Like with iterators in rayon, you can simply exchange the Crawler::new method with the Crawler::new_async method to get an async crawler.

 use file_crawler::prelude::*;

 //we're using the tokio from the prelude here, no need to add it as an extra dependency
 use tokio::fs::File;
 use tokio::path::PathBuf;
 use std::sync::Arc;
 use std::sync::atomic::AtomicU32;

//basically the same as example 3!
 let a_count=
 //only change required to make it async (except for the run(..) code)
 //don't forget to enable the 'async' feature!
 Crawler::new_async()
    .start_dir("C:\\user\\foo")
    .context(AtomicU32::new(0))
    .run(async |ctx: Arc<AtomicU32>, path: PathBuf| {
        let mut contents=String::new();
        let mut file=File::open(path).await?;
        //NOTE: this can cause an error for files not readable as UTF-8
        //which returns an error and therefore terminates the crawler
        file.read_to_string(&mut contents).await?;
        contents.chars().for_each(|char| if char=='a' { ctx.fetch_add(1, Ordering::Relaxed); });
        Ok::<(), std::io::Error>(())
    }).await?;
 println!("Appearance of the letter 'a' in \"C\\user\\foo\": {}", a_count.load(Ordering::Relaxed));
 Ok(())

§Features

  • parallel: enables non-async multithreaded Crawler execution via the rayon crate. Enabled by default.
  • async: enables asynchronous, multithreaded3 Crawler execution via tokio.
  • lazy_store: enables creation of async and non-async Crawlers for later usage or interfacing with other crates, but not running them so tokio/rayon do not need to be compiled4.

§Planned Features

§Panics

In general - especially with the focus on the Crawler’s laziness - it is desirable to have as many potential panics at creation, not at runtime (in terms of calling run on the Crawler).
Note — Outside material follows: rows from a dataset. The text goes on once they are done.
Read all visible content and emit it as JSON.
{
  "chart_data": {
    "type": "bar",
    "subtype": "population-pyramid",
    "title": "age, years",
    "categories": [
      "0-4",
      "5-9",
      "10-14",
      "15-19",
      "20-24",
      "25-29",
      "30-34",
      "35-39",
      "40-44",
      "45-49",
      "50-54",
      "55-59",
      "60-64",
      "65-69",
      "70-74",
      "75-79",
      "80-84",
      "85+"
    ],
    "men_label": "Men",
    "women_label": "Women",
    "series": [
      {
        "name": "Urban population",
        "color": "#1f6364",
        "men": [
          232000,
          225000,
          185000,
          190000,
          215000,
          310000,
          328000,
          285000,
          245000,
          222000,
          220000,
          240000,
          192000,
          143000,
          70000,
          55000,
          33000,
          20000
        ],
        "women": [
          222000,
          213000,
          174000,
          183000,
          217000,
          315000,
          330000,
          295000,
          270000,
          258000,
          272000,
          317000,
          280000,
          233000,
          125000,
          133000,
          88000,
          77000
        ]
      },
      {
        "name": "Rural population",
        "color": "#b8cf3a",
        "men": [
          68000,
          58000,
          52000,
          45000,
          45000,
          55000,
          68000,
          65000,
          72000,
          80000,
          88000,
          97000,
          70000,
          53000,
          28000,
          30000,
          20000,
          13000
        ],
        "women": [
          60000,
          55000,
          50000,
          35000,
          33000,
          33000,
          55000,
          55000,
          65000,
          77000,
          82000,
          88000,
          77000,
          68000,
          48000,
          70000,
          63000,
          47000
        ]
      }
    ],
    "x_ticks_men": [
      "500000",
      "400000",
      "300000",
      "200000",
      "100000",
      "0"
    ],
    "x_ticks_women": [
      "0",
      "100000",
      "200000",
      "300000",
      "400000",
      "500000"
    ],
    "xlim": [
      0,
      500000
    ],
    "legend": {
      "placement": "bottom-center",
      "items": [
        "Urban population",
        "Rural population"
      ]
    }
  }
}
Panics can (for example) occur when setting the regex to an invalid string, this may be changed in the future. So, if the creation of the Crawler succeeds, running will most likely not cause a panic.


  1. lazy evaluation

  2. one exception is setting a regex because it is compiled on setting it to emit an early panic. 

  3. Currently, the async version demands a tokio runtime with at least 2 threads. Running it in a single threaded runtime is theoretically possible, but causes indefinite execution, so this won’t work

  4. Not necessary if both the parallel and async feature are enabled. 

Modules§

builder
Building the crawler via the builder pattern, only way as of now
prelude
The prelude. It is - as you see - very small, so if you include it, you don’t have to worry about importing items as well as namespace pollution.